None of these decisions are Ramaphosa’s. The president did not make the ANC what it is today, the ideological position of the party is as old as South African democracy. Ramaphosa did not convince the ANC to abandon the principles of universality in the provision of public goods, only to rethink that decision when heavy investments in public goods were not yielding the social returns promised by donors and lenders. international funds.

Some have a problem with Ramaphosa’s statement because it does not follow the ANC’s presidential communication code of avoiding sending strong business-centric messages on political platforms, especially speech on the subject. state of the nation. But the main problem with the statement is that it is exactly the type of statement that signals the growing ideological conflict within ANC politics. Previously, the ANC president would attend Cosatu rallies and chastise alliance partners for publicly disagreeing with the party, but today such an act would not pass.

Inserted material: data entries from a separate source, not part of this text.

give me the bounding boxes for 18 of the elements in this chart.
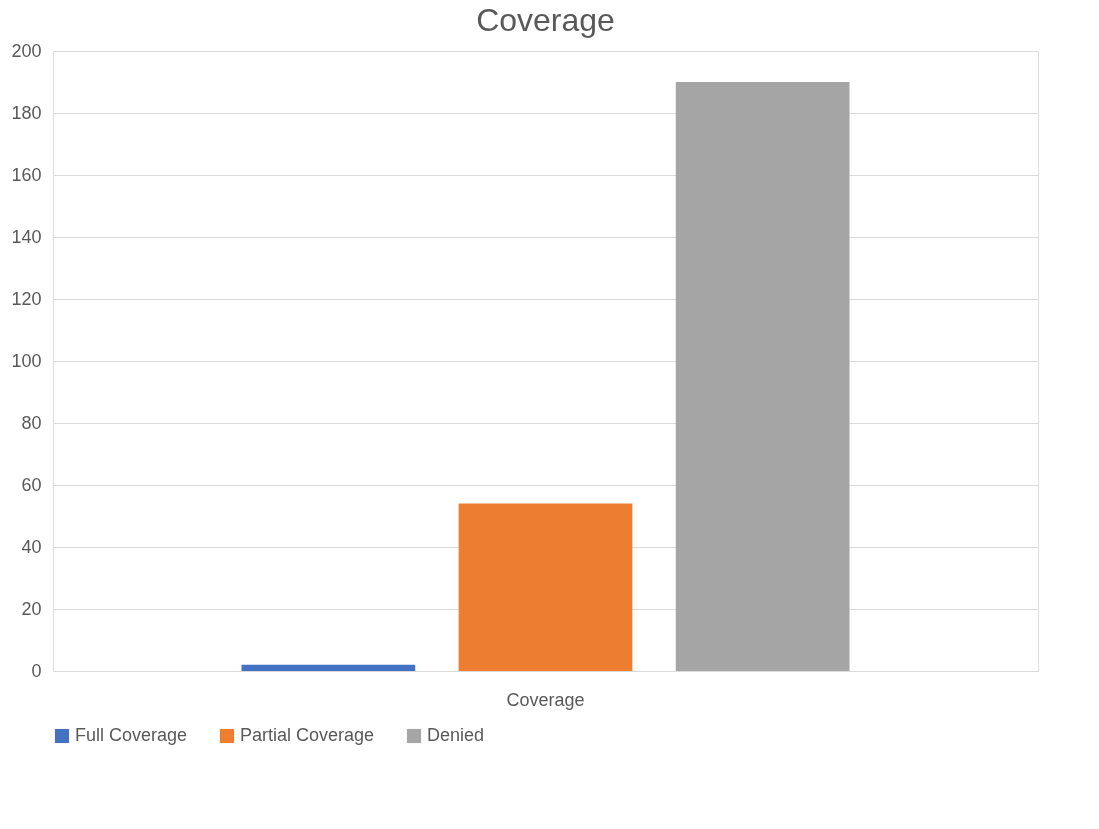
y-tick-label: 100 (11, 350, 42, 371)
legend-label: Full Coverage (75, 725, 188, 745)
y-tick-label: 140 (11, 226, 42, 247)
y-tick-label: 120 (11, 288, 42, 309)
y-tick-label: 180 (11, 102, 42, 123)
bar (241, 664, 416, 671)
y-tick-label: 40 (21, 536, 42, 557)
y-tick-label: 80 (21, 412, 42, 433)
bar (675, 82, 850, 671)
y-tick-label: 60 (21, 474, 42, 495)
chart-title: Coverage (476, 2, 615, 38)
y-tick-label: 160 (11, 164, 42, 185)
y-tick-label: 20 (21, 598, 42, 619)
y-tick-label: 200 (11, 40, 42, 61)
y-tick-label: 0 (31, 660, 42, 681)
bar (458, 503, 633, 671)
legend-label: Denied (427, 725, 485, 745)
legend-label: Partial Coverage (240, 725, 375, 745)
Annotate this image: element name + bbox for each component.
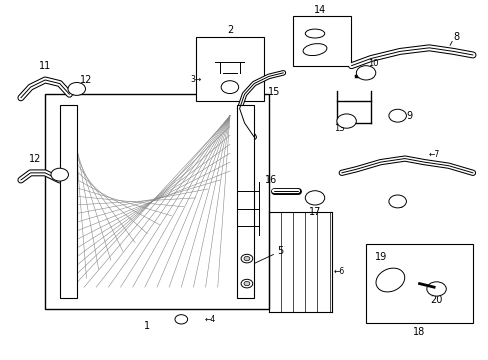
Circle shape (356, 66, 375, 80)
Bar (366, 244, 472, 323)
Bar (237, 105, 254, 298)
Text: 9: 9 (406, 111, 412, 121)
Text: 13: 13 (333, 124, 344, 133)
Text: 18: 18 (412, 327, 425, 337)
Circle shape (241, 254, 252, 263)
Text: 5: 5 (276, 247, 283, 256)
Text: 19: 19 (374, 252, 386, 262)
Text: 12: 12 (80, 75, 92, 85)
Bar (45, 94, 268, 309)
Text: 8: 8 (452, 32, 458, 42)
Circle shape (175, 315, 187, 324)
Bar (60, 105, 77, 298)
Text: 9: 9 (396, 200, 402, 210)
Text: 15: 15 (267, 87, 279, 98)
Circle shape (426, 282, 446, 296)
Circle shape (244, 282, 249, 286)
Circle shape (241, 279, 252, 288)
Text: 2: 2 (226, 25, 233, 35)
Text: ←7: ←7 (427, 150, 439, 159)
Circle shape (244, 256, 249, 261)
Circle shape (221, 81, 238, 94)
Circle shape (51, 168, 68, 181)
Ellipse shape (303, 44, 326, 55)
Text: 14: 14 (313, 5, 325, 15)
Text: 3→: 3→ (190, 76, 201, 85)
Circle shape (305, 191, 324, 205)
Text: 20: 20 (429, 295, 442, 305)
Text: 11: 11 (39, 61, 51, 71)
Ellipse shape (305, 29, 324, 38)
Text: 12: 12 (29, 154, 41, 163)
Bar (292, 16, 351, 66)
Text: ←6: ←6 (333, 267, 344, 276)
Text: 10: 10 (367, 59, 378, 68)
Bar (196, 37, 264, 102)
Text: ←4: ←4 (204, 315, 216, 324)
Ellipse shape (375, 268, 404, 292)
Text: 17: 17 (308, 207, 321, 217)
Text: 1: 1 (144, 321, 150, 332)
Circle shape (336, 114, 356, 128)
Text: 16: 16 (264, 175, 277, 185)
Circle shape (68, 82, 85, 95)
Circle shape (388, 195, 406, 208)
Circle shape (388, 109, 406, 122)
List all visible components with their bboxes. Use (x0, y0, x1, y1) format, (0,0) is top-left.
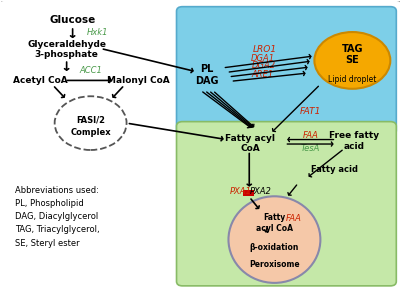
Text: Lipid droplet: Lipid droplet (328, 75, 377, 84)
Text: Fatty acid: Fatty acid (311, 165, 358, 174)
Text: Peroxisome: Peroxisome (249, 260, 300, 269)
Text: Malonyl CoA: Malonyl CoA (107, 76, 170, 85)
Text: FAA: FAA (286, 214, 302, 223)
Bar (243, 190, 255, 196)
Text: Fatty
acyl CoA: Fatty acyl CoA (256, 214, 293, 233)
Text: Fatty acyl: Fatty acyl (225, 134, 275, 142)
Circle shape (55, 96, 127, 150)
Circle shape (314, 32, 390, 89)
Text: β-oxidation: β-oxidation (250, 242, 299, 251)
Text: LRO1: LRO1 (252, 45, 277, 54)
Text: DGA2: DGA2 (251, 61, 276, 70)
Text: FASI/2: FASI/2 (76, 116, 105, 124)
Text: Hxk1: Hxk1 (87, 28, 108, 37)
Text: DGA1: DGA1 (250, 54, 275, 63)
Text: ACC1: ACC1 (79, 66, 102, 75)
Text: PL: PL (200, 64, 213, 74)
FancyBboxPatch shape (176, 122, 396, 286)
Text: ARE1: ARE1 (251, 70, 273, 79)
Text: Glyceraldehyde
3-phosphate: Glyceraldehyde 3-phosphate (27, 40, 106, 59)
FancyBboxPatch shape (176, 7, 396, 135)
Text: FAA: FAA (302, 130, 318, 140)
Ellipse shape (229, 196, 320, 283)
Text: DAG: DAG (195, 76, 218, 86)
Text: TesA: TesA (301, 144, 320, 153)
Text: FAT1: FAT1 (300, 107, 321, 116)
Text: TAG
SE: TAG SE (342, 44, 363, 65)
Text: PXA1: PXA1 (229, 187, 251, 196)
Text: Free fatty
acid: Free fatty acid (329, 131, 379, 151)
Text: Acetyl CoA: Acetyl CoA (13, 76, 68, 85)
Text: Glucose: Glucose (49, 15, 96, 25)
Text: Abbreviations used:
PL, Phospholipid
DAG, Diacylglycerol
TAG, Triacylglycerol,
S: Abbreviations used: PL, Phospholipid DAG… (15, 186, 99, 247)
Text: PXA2: PXA2 (249, 187, 271, 196)
Text: CoA: CoA (241, 144, 260, 153)
Text: Complex: Complex (70, 128, 111, 136)
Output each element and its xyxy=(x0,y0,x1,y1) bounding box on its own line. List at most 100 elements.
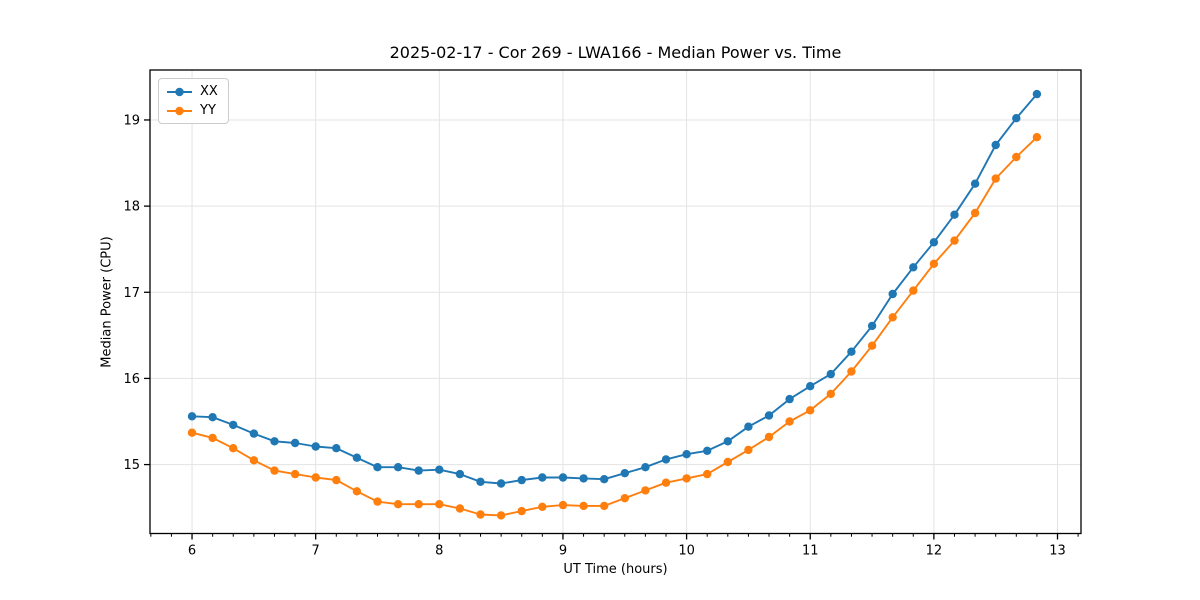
data-point xyxy=(847,367,856,376)
data-point xyxy=(847,347,856,356)
data-point xyxy=(187,428,197,437)
data-point xyxy=(373,497,382,506)
data-point xyxy=(909,286,918,295)
data-point xyxy=(785,394,794,404)
data-point xyxy=(435,465,444,474)
series-YY xyxy=(187,133,1042,520)
data-point xyxy=(806,406,815,415)
x-tick-label: 13 xyxy=(1049,544,1066,559)
data-point xyxy=(744,422,753,431)
data-point xyxy=(496,511,506,520)
data-point xyxy=(229,444,238,453)
data-point xyxy=(744,445,753,455)
data-point xyxy=(970,208,980,218)
data-point xyxy=(1012,152,1021,162)
data-point xyxy=(806,382,815,391)
data-point xyxy=(208,433,217,443)
data-point xyxy=(414,500,423,509)
data-point xyxy=(785,417,794,426)
x-tick-label: 10 xyxy=(678,544,695,559)
data-point xyxy=(600,475,609,484)
data-point xyxy=(476,477,485,486)
data-point xyxy=(352,453,362,462)
data-point xyxy=(332,444,341,453)
data-point xyxy=(909,263,918,272)
data-point xyxy=(332,475,341,485)
data-point xyxy=(682,474,691,483)
legend-label: YY xyxy=(200,103,216,118)
legend-line-marker-icon xyxy=(167,106,192,115)
data-point xyxy=(723,457,732,467)
data-point xyxy=(517,506,526,516)
data-point xyxy=(270,466,279,475)
data-point xyxy=(311,442,320,451)
data-point xyxy=(352,487,362,496)
axes xyxy=(149,69,1082,535)
data-point xyxy=(558,473,568,482)
data-point xyxy=(290,469,300,479)
y-tick-label: 16 xyxy=(123,372,140,387)
data-point xyxy=(764,432,774,442)
data-point xyxy=(393,500,403,509)
x-axis: 6 7 8 9 10 11 12 13 xyxy=(150,533,1079,559)
data-point xyxy=(682,450,691,459)
data-point xyxy=(517,475,526,485)
data-point xyxy=(867,321,877,331)
x-tick-label: 6 xyxy=(188,544,196,559)
data-point xyxy=(950,236,959,245)
data-point xyxy=(888,289,897,299)
data-point xyxy=(641,463,650,472)
data-point xyxy=(929,259,939,268)
data-point xyxy=(641,486,650,495)
data-point xyxy=(393,463,403,472)
data-point xyxy=(620,494,629,503)
data-point xyxy=(970,179,980,188)
data-point xyxy=(311,473,320,482)
y-tick-label: 19 xyxy=(123,113,140,128)
data-point xyxy=(496,479,506,488)
data-point xyxy=(600,501,609,511)
data-point xyxy=(579,474,588,483)
x-tick-label: 9 xyxy=(559,544,567,559)
series-XX xyxy=(187,89,1042,488)
x-axis-label: UT Time (hours) xyxy=(563,562,668,577)
data-point xyxy=(476,510,485,519)
y-tick-label: 15 xyxy=(123,458,140,473)
chart-title: 2025-02-17 - Cor 269 - LWA166 - Median P… xyxy=(389,43,842,62)
data-point xyxy=(703,446,712,455)
grid xyxy=(150,70,1081,534)
data-point xyxy=(270,437,279,446)
data-point xyxy=(373,463,382,472)
data-point xyxy=(703,469,712,479)
data-point xyxy=(826,389,835,399)
legend: XX YY xyxy=(158,78,229,124)
data-point xyxy=(991,174,1000,183)
x-tick-label: 11 xyxy=(802,544,819,559)
data-point xyxy=(661,455,671,464)
data-point xyxy=(455,504,465,513)
data-point xyxy=(723,437,732,446)
data-point xyxy=(558,500,568,510)
y-tick-label: 18 xyxy=(123,200,140,215)
data-point xyxy=(435,500,444,509)
data-point xyxy=(290,438,300,448)
data-point xyxy=(538,502,547,511)
y-tick-label: 17 xyxy=(123,286,140,301)
data-point xyxy=(249,456,259,465)
y-axis-label: Median Power (CPU) xyxy=(99,236,115,368)
x-tick-label: 12 xyxy=(926,544,943,559)
legend-item-xx: XX xyxy=(166,84,218,99)
legend-label: XX xyxy=(200,84,218,99)
data-point xyxy=(661,478,671,487)
data-point xyxy=(1032,133,1042,142)
data-point xyxy=(888,313,897,322)
data-point xyxy=(1032,89,1042,99)
data-point xyxy=(579,501,588,511)
x-tick-label: 8 xyxy=(435,544,443,559)
legend-item-yy: YY xyxy=(166,103,218,118)
legend-line-marker-icon xyxy=(167,87,192,96)
data-point xyxy=(867,341,877,350)
data-point xyxy=(764,411,774,420)
data-point xyxy=(208,413,217,422)
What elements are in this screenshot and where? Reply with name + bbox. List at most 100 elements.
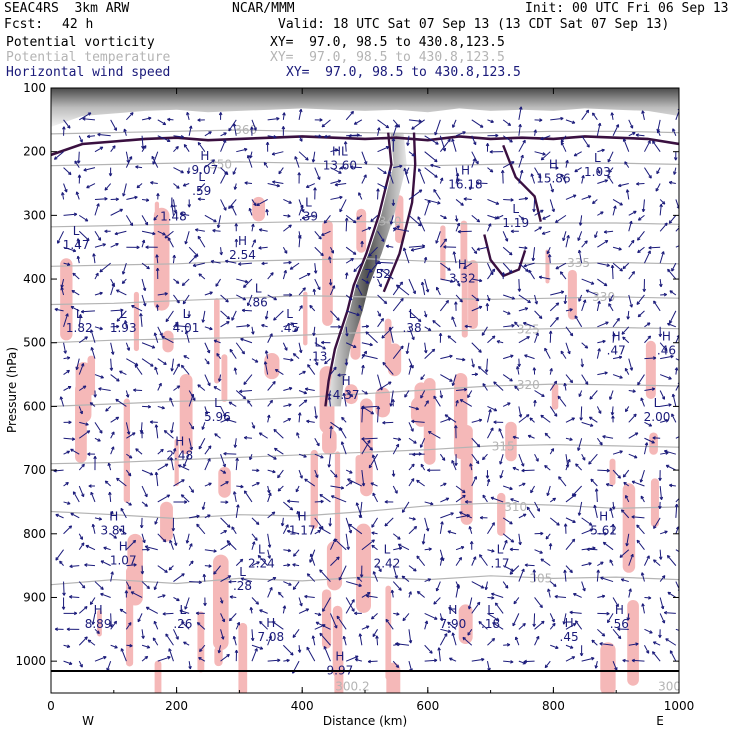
wind-arrow-head [315, 621, 320, 625]
extremum-kind: H [200, 149, 209, 163]
wind-arrow [345, 294, 353, 301]
wind-arrow [78, 385, 87, 391]
wind-arrow-head [273, 296, 278, 301]
wind-arrow [275, 369, 284, 376]
wind-arrow [390, 215, 394, 225]
wind-arrow-head [538, 275, 543, 280]
extremum-value: 1.48 [160, 210, 187, 224]
wind-arrow-head [532, 208, 536, 213]
wind-arrow-head [584, 345, 589, 349]
wind-arrow [277, 469, 284, 479]
wind-arrow-head [115, 416, 120, 421]
wind-arrow-head [62, 126, 66, 130]
wind-arrow-head [423, 256, 428, 261]
wind-arrow-head [520, 463, 525, 467]
wind-arrow-head [641, 208, 646, 213]
wind-arrow-head [226, 321, 230, 325]
wind-arrow-head [491, 549, 495, 553]
wind-arrow-head [504, 238, 509, 242]
wind-arrow-head [149, 472, 154, 476]
wind-arrow-head [115, 243, 119, 247]
wind-arrow [424, 644, 433, 654]
wind-arrow [640, 495, 645, 503]
wind-arrow-head [499, 461, 503, 465]
wind-arrow-head [80, 309, 85, 314]
wind-arrow [668, 215, 677, 224]
extremum-value: 13.60 [323, 159, 357, 173]
wind-arrow-head [66, 262, 71, 266]
wind-arrow-head [72, 248, 77, 253]
wind-arrow-head [209, 326, 213, 331]
wind-arrow-head [328, 282, 333, 286]
wind-arrow [236, 325, 250, 328]
wind-arrow [330, 556, 340, 566]
wind-arrow [597, 278, 608, 287]
extremum-value: 4.01 [173, 321, 200, 335]
wind-arrow [487, 167, 494, 173]
wind-arrow-head [110, 510, 114, 515]
wind-arrow-head [443, 245, 447, 249]
wind-arrow-head [339, 427, 343, 431]
wind-arrow [577, 438, 583, 451]
wind-arrow-head [102, 243, 106, 247]
wind-arrow [318, 526, 331, 535]
wind-arrow [416, 479, 425, 487]
wind-arrow [644, 167, 652, 179]
wind-arrow-head [90, 347, 94, 351]
wind-arrow [636, 539, 645, 551]
wind-arrow [298, 287, 306, 296]
wind-arrow-head [216, 224, 221, 229]
wind-arrow [125, 112, 134, 121]
wind-arrow [319, 494, 331, 503]
wind-arrow-head [154, 366, 158, 371]
wind-arrow-head [371, 616, 375, 620]
wind-arrow [516, 366, 520, 375]
wind-arrow [330, 167, 342, 174]
wind-arrow-head [309, 559, 313, 563]
wind-arrow [217, 215, 222, 228]
wind-arrow [528, 269, 535, 280]
wind-arrow-head [637, 381, 641, 386]
wind-arrow-head [223, 451, 227, 456]
wind-arrow [345, 655, 359, 662]
wind-arrow [487, 335, 496, 344]
wind-arrow [122, 183, 127, 197]
wind-arrow [289, 262, 300, 270]
wind-arrow [110, 358, 113, 371]
wind-speed-shade [645, 340, 656, 399]
extremum-value: .13 [308, 350, 327, 364]
wind-arrow-head [671, 268, 675, 272]
wind-arrow-head [416, 590, 421, 595]
wind-arrow [390, 390, 394, 407]
wind-arrow [544, 465, 551, 471]
wind-arrow-head [510, 660, 514, 664]
wind-arrow [330, 310, 340, 321]
wind-arrow-head [667, 591, 671, 596]
wind-arrow-head [447, 530, 451, 534]
extremum-kind: L [258, 543, 265, 557]
wind-arrow [195, 229, 205, 232]
wind-arrow-head [620, 509, 625, 513]
wind-arrow-head [162, 612, 166, 616]
wind-arrow-head [667, 268, 671, 273]
wind-arrow [157, 293, 168, 296]
wind-arrow [78, 151, 80, 164]
wind-arrow [74, 160, 80, 168]
wind-speed-shade [221, 354, 228, 402]
wind-arrow-head [338, 170, 342, 174]
wind-arrow [424, 135, 439, 145]
wind-arrow [173, 294, 180, 304]
wind-arrow-head [226, 316, 231, 320]
wind-speed-shade [410, 397, 427, 425]
wind-arrow [549, 317, 559, 328]
wind-arrow [386, 245, 394, 248]
wind-arrow [353, 262, 363, 272]
wind-arrow-head [225, 299, 229, 303]
wind-arrow-head [338, 577, 343, 581]
wind-arrow [81, 310, 95, 313]
wind-arrow-head [234, 238, 239, 242]
wind-arrow-head [144, 221, 149, 226]
wind-arrow-head [134, 364, 139, 368]
wind-arrow [401, 501, 410, 513]
wind-arrow [213, 565, 221, 575]
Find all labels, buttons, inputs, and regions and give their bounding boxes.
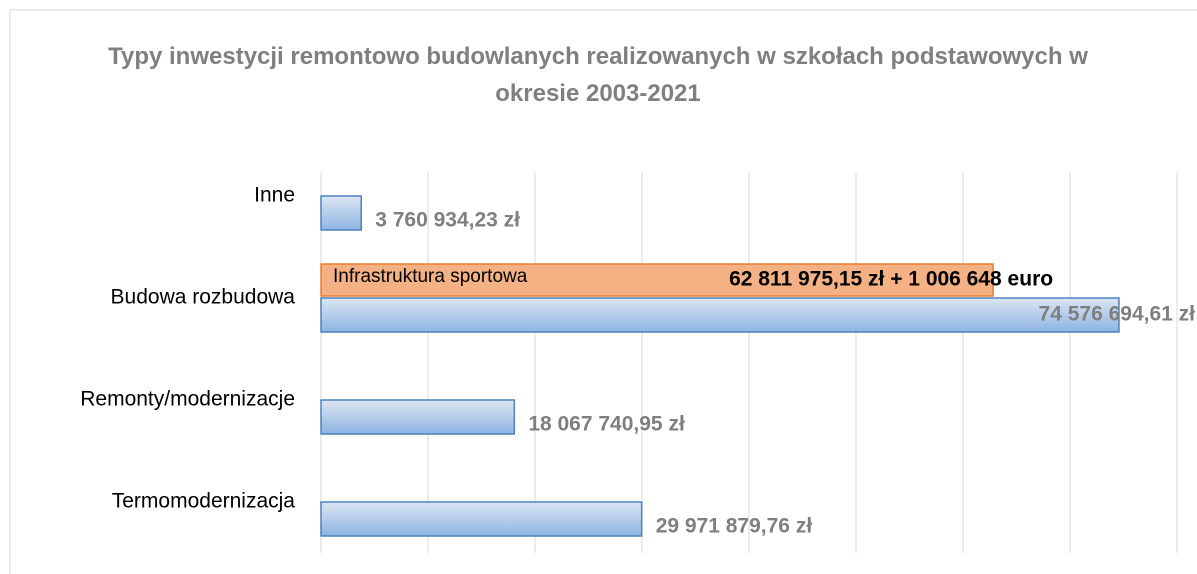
bar [320,195,362,231]
y-tick-label: Termomodernizacja [112,490,296,513]
series-label: Infrastruktura sportowa [333,266,528,287]
data-label: 3 760 934,23 zł [375,209,520,232]
bar [320,297,1120,333]
data-label: 18 067 740,95 zł [528,413,685,436]
data-label: 29 971 879,76 zł [656,515,813,538]
chart-border [9,9,1197,574]
y-tick-label: Remonty/modernizacje [80,388,295,411]
data-label: 62 811 975,15 zł + 1 006 648 euro [729,268,1053,291]
data-label: 74 576 694,61 zł [1039,303,1196,326]
y-tick-label: Inne [254,184,295,207]
chart-title: Typy inwestycji remontowo budowlanych re… [108,43,1088,107]
y-tick-label: Budowa rozbudowa [111,286,296,309]
bar [320,501,643,537]
bar [320,263,994,297]
bar [320,399,516,435]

After a quarter of a decade of democratic governance, the South African state continues to face obstacles to changing society, including unemployment, inequality and poverty. The post-apartheid environment was difficult. South Africa’s economic growth had been in decline since the late 1970s, and had fallen below the rate of population increase in the mid-1980s. Population growth rates are now 1.3 %, with a pre-pandemic growth rate in 2019 slightly around zero.

Compare that to two African giants that both overtook South Africa in the list of Africa’s largest economies. Nigeria, the largest, has a population growth rate of 2.5% while its growth rate in 2019 was 2.2%. Egypt, Africa’s second largest economy and likely to be in the coming years, has a population growth rate of 1.9% and reached a staggering 5.56% in 2019.

The government’s macroeconomic policies have not worked. The country loses its economic position on the continent and loses its political position in the world. Talk of a capable (and large) state is meant to signal a move towards state-led Keynesian policies without committing to them.

Pipped: Egypt could soon claim the top spot as Africa’s largest economy, growing 5.56% in 2019. (KHALED DESOUKI/AFP via Getty Images)

When Francis Fukuyama visited South Africa in 2019, many attendees at his events were eager to hear his perspective on big states. Much to their disappointment, Fukuyama’s response was much more nuanced. The size of the state does not matter, he proposed, it is the capacity of the state that counts.

A State must be able to implement coherent policies. Aiming to build a capable developmental state is not a political position, it is a lever for implementation. The government still needs a coherent ideological position to which policies must align.

There is an argument that in the democratic transition the ANC could not act freely as if there were no restrictions. He had to carefully navigate the gap between his leftist political roots and a global context that favored globalization and contained states.

This time has also passed. Neoliberalism is out of fashion. Yet ANC policies have not adjusted to fully reflect a change in mentality. Given how quickly the ANC changed course in the early 1990s, it is surprising to see it stuck in an ideological quagmire, too scared to commit one way or the other.

Perhaps the president’s great contribution to his party would be to ask him that question. What does the 2022 ANC represent? What does he believe? According to her, what must be done to transform the lives of the vast majority of South Africans? If the ideological position of the ANC has evolved over the past two decades, what is it today?

To quote Fukuyama, “If you want economic growth, you have to pay attention to politics.” If the president wants to have an impact, he must start by getting a clearer mandate from his own party, so that when he communicates his policy, it is not his party colleagues who contradict him.